Liput Aktivitas Gunung Anak Krakatau, Rombongan Jurnalis Hilang Kontak di Selat Sunda
Bobby Wiratama September 08, 2026 09:38 PM

 

TRIBUNNEWS.COM - Sebuah kapal cepat atau speedboat rombongan jurnalis dilaporkan mengalami hilang kontak saat meliput aktivitas erupsi Gunung Anak Krakatau (GAK) di perairan Selat Sunda, Selasa (8/9/2026).

Speedboat tersebut dikabarkan berisi tujuh orang, yang mana lima di antaranya merupakan awak media.

Lima orang yang telah teridentifikasi berada di dalam speedboat tersebut yakni:

  • M Bagus Khoirunnas dari Antara
  • Ari Basuki dari Merdeka.com
  • Yudhis dari iNews
  • Daus dari Anadolu Agency
  • Donal (jurnalis freelance)

Sementara dua orang lainnya masih dalam proses pendataan.

Diwartakan Tribun Banten, rombongan berangkat menuju kawasan Gunung Anak Krakatau dari Dermaga Pagedongan, Kecamatan Carita, Kabupaten Pandeglang, Banten, pada Senin (7/9/2026) pukul 14.00 WIB.

Informasi hilang kontaknya rombongan diterima Kantor Basarnas Banten pada Selasa sekitar pukul 13.55 WIB.

Dalam laporan awal, komunikasi terakhir dengan rombongan terjadi pada Senin pukul 14.42 WIB. 

Saat itu, salah satu penumpang sempat mengirimkan titik koordinat lokasi terkini kepada seorang jurnalis di Lampung bernama Abay.

Namun, sekitar pukul 15.04 WIB komunikasi dengan speedboat tersebut terputus.

Hingga Selasa sore, keberadaan kapal maupun seluruh penumpangnya belum diketahui.

Baca juga: BREAKING NEWS: 5 Jurnalis Hilang Kontak Saat Meliput Aktivitas Gunung Anak Krakatau

Tim Rescue Unit Siaga SAR (USS) Pandeglang kemudian melakukan pengecekan ke Dermaga Pagedongan untuk memastikan informasi keberangkatan kapal.

Dari hasil penelusuran, diketahui speedboat milik Kepala Desa Carita itu memang berangkat pada Senin siang dan hingga kini belum kembali ke dermaga.

Pemilik kapal juga mengaku belum menerima informasi apa pun dari nahkoda maupun kru terkait posisi terakhir kapal tersebut.
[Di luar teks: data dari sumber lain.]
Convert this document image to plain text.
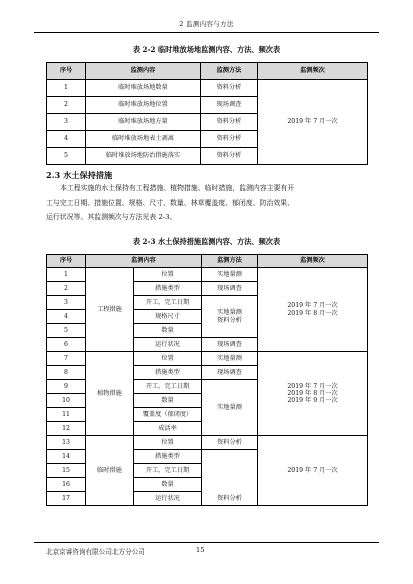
2 监测内容与方法
表 2-2 临时堆放场地监测内容、方法、频次表
序号	监测内容	监测方法	监测频次
1	临时堆放场地数量	资料分析	2019 年 7 月一次
2	临时堆放场地位置	现场调查	
3	临时堆放场地方量	资料分析	
4	临时堆放场地表土剥离	资料分析	
5	临时堆放场地防治措施落实	资料分析	
2.3 水土保持措施
本工程实施的水土保持有工程措施、植物措施、临时措施，监测内容主要有开
工与完工日期、措施位置、规格、尺寸、数量、林草覆盖度、郁闭度、防治效果、
运行状况等。其监测频次与方法见表 2-3。
表 2-3 水土保持措施监测内容、方法、频次表
序号	监测内容		监测方法	监测频次
1	工程措施	位置	实地量测	2019 年 7 月一次
2019 年 8 月一次
2		措施类型	现场调查	
3		开工、完工日期	实地量测
资料分析	
4		规格尺寸		
5		数量		
6		运行状况	现场调查	
7	植物措施	位置	实地量测	2019 年 7 月一次
2019 年 8 月一次
2019 年 9 月一次
8		措施类型	现场调查	
9		开工、完工日期	实地量测	
10		数量		
11		覆盖度（郁闭度）		
12		成活率		
13	临时措施	位置	资料分析	2019 年 7 月一次
14		措施类型	资料分析	
15		开工、完工日期		
16		数量		
17		运行状况		
北京京睿咨询有限公司北方分公司	15
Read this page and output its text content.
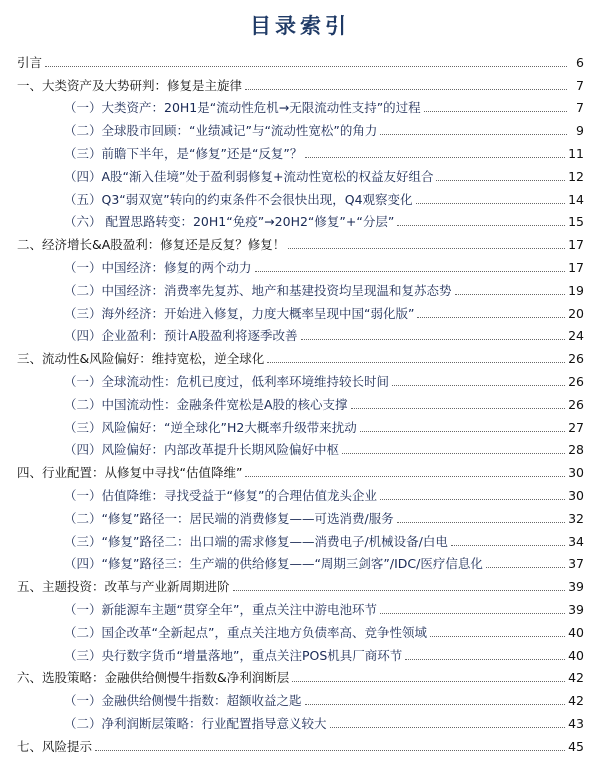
目录索引
引言	6
一、大类资产及大势研判：修复是主旋律	7
（一）大类资产：20H1是“流动性危机→无限流动性支持”的过程	7
（二）全球股市回顾：“业绩减记”与“流动性宽松”的角力	9
（三）前瞻下半年，是“修复”还是“反复”？	11
（四）A股“渐入佳境”处于盈利弱修复+流动性宽松的权益友好组合	12
（五）Q3“弱双宽”转向的约束条件不会很快出现，Q4观察变化	14
（六） 配置思路转变：20H1“免疫”→20H2“修复”+“分层”	15
二、经济增长&A股盈利：修复还是反复？修复！	17
（一）中国经济：修复的两个动力	17
（二）中国经济：消费率先复苏、地产和基建投资均呈现温和复苏态势	19
（三）海外经济：开始进入修复，力度大概率呈现中国“弱化版”	20
（四）企业盈利：预计A股盈利将逐季改善	24
三、流动性&风险偏好：维持宽松，逆全球化	26
（一）全球流动性：危机已度过，低利率环境维持较长时间	26
（二）中国流动性：金融条件宽松是A股的核心支撑	26
（三）风险偏好：“逆全球化”H2大概率升级带来扰动	27
（四）风险偏好：内部改革提升长期风险偏好中枢	28
四、行业配置：从修复中寻找“估值降维”	30
（一）估值降维：寻找受益于“修复”的合理估值龙头企业	30
（二）“修复”路径一：居民端的消费修复——可选消费/服务	32
（三）“修复”路径二：出口端的需求修复——消费电子/机械设备/白电	34
（四）“修复”路径三：生产端的供给修复——“周期三剑客”/IDC/医疗信息化	37
五、主题投资：改革与产业新周期进阶	39
（一）新能源车主题“贯穿全年”，重点关注中游电池环节	39
（二）国企改革“全新起点”，重点关注地方负债率高、竞争性领域	40
（三）央行数字货币“增量落地”，重点关注POS机具厂商环节	40
六、选股策略：金融供给侧慢牛指数&净利润断层	42
（一）金融供给侧慢牛指数：超额收益之匙	42
（二）净利润断层策略：行业配置指导意义较大	43
七、风险提示	45
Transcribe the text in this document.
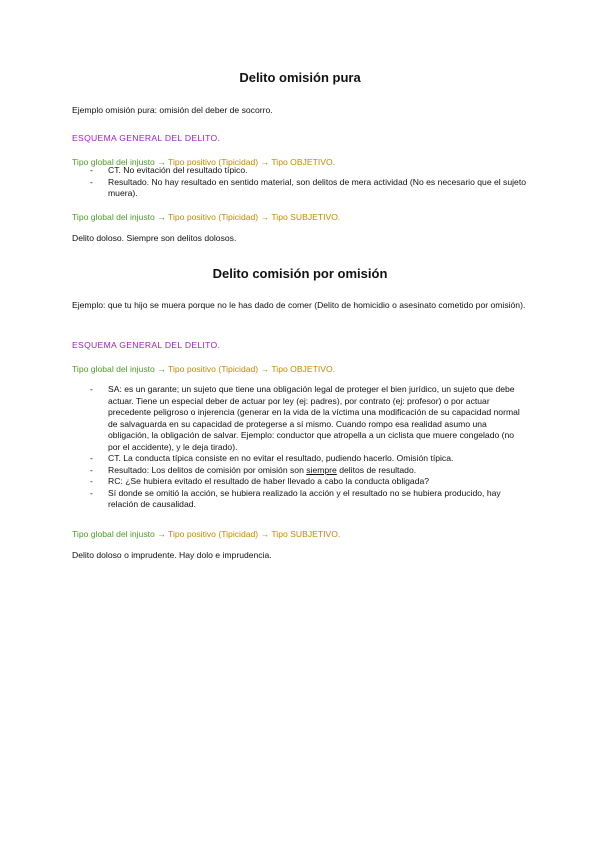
Delito omisión pura

Ejemplo omisión pura: omisión del deber de socorro.

ESQUEMA GENERAL DEL DELITO.
Tipo global del injusto → Tipo positivo (Tipicidad) → Tipo OBJETIVO.
- CT. No evitación del resultado típico.
- Resultado. No hay resultado en sentido material, son delitos de mera actividad (No es necesario que el sujeto muera).
Tipo global del injusto → Tipo positivo (Tipicidad) → Tipo SUBJETIVO.

Delito doloso. Siempre son delitos dolosos.

Delito comisión por omisión

Ejemplo: que tu hijo se muera porque no le has dado de comer (Delito de homicidio o asesinato cometido por omisión).

ESQUEMA GENERAL DEL DELITO.
Tipo global del injusto → Tipo positivo (Tipicidad) → Tipo OBJETIVO.
- SA: es un garante; un sujeto que tiene una obligación legal de proteger el bien jurídico, un sujeto que debe actuar. Tiene un especial deber de actuar por ley (ej: padres), por contrato (ej: profesor) o por actuar precedente peligroso o injerencia (generar en la vida de la víctima una modificación de su capacidad normal de salvaguarda en su capacidad de protegerse a sí mismo. Cuando rompo esa realidad asumo una obligación, la obligación de salvar. Ejemplo: conductor que atropella a un ciclista que muere congelado (no por el accidente), y le deja tirado).
- CT. La conducta típica consiste en no evitar el resultado, pudiendo hacerlo. Omisión típica.
- Resultado: Los delitos de comisión por omisión son siempre delitos de resultado.
- RC: ¿Se hubiera evitado el resultado de haber llevado a cabo la conducta obligada?
- Sí donde se omitió la acción, se hubiera realizado la acción y el resultado no se hubiera producido, hay relación de causalidad.
Tipo global del injusto → Tipo positivo (Tipicidad) → Tipo SUBJETIVO.

Delito doloso o imprudente. Hay dolo e imprudencia.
"Kami menerima laporan awal kejadian kecelakaan kapal hilang kontak pada Selasa pukul 13.55 WIB," kata Kepala Kantor SAR Banten Al Amrad dalam keterangan resminya, Selasa (8/9/2026).

Kerahkan Tim Pencarian

Basarnas Banten mengerahkan Tim Rescue Unit Siaga SAR (USS) Pandeglang bersama Polairud untuk melakukan pencarian terhadap rombongan jurnalis yang dilaporkan hilang kontak.

Kepala Kantor SAR Banten, Al Amrad, mengatakan pihaknya langsung mengaktifkan operasi pencarian setelah menerima laporan dan memastikan kapal belum kembali ke dermaga.

"Kami menerima laporan awal kejadian kecelakaan kapal hilang kontak pada Selasa pukul 13.55 WIB," kata Kepala Kantor SAR Banten Al Amrad dalam keterangan resminya, Selasa (8/9/2026).

Berdasarkan informasi yang diterima dari Bayu Antara Banten, kapal tersebut membawa delapan orang yang terdiri dari lima jurnalis serta nahkoda dan awak kapal.

Komunikasi terakhir dengan kapal tercatat pada Senin sekitar pukul 14.42 WIB. 

Namun, sekitar pukul 15.04 WIB, komunikasi dengan kapal mendadak terputus dan sejak saat itu rombongan tidak lagi dapat dihubungi.

Al Amrad menegaskan hingga saat ini pihaknya belum mengeluarkan informasi resmi terkait penemuan para korban.

"Belum ada informasi yang kami keluarkan bahwa korban sudah ketemu, dan info penemuan," tegas dia.

Berdasarkan data Basarnas, titik terakhir komunikasi kapal berada pada koordinat 6°14'40.52" LS dan 105°40'49.48" BT.

Lokasi tersebut berada sekitar 9,98 mil laut dari posisi RIB 02 Banten.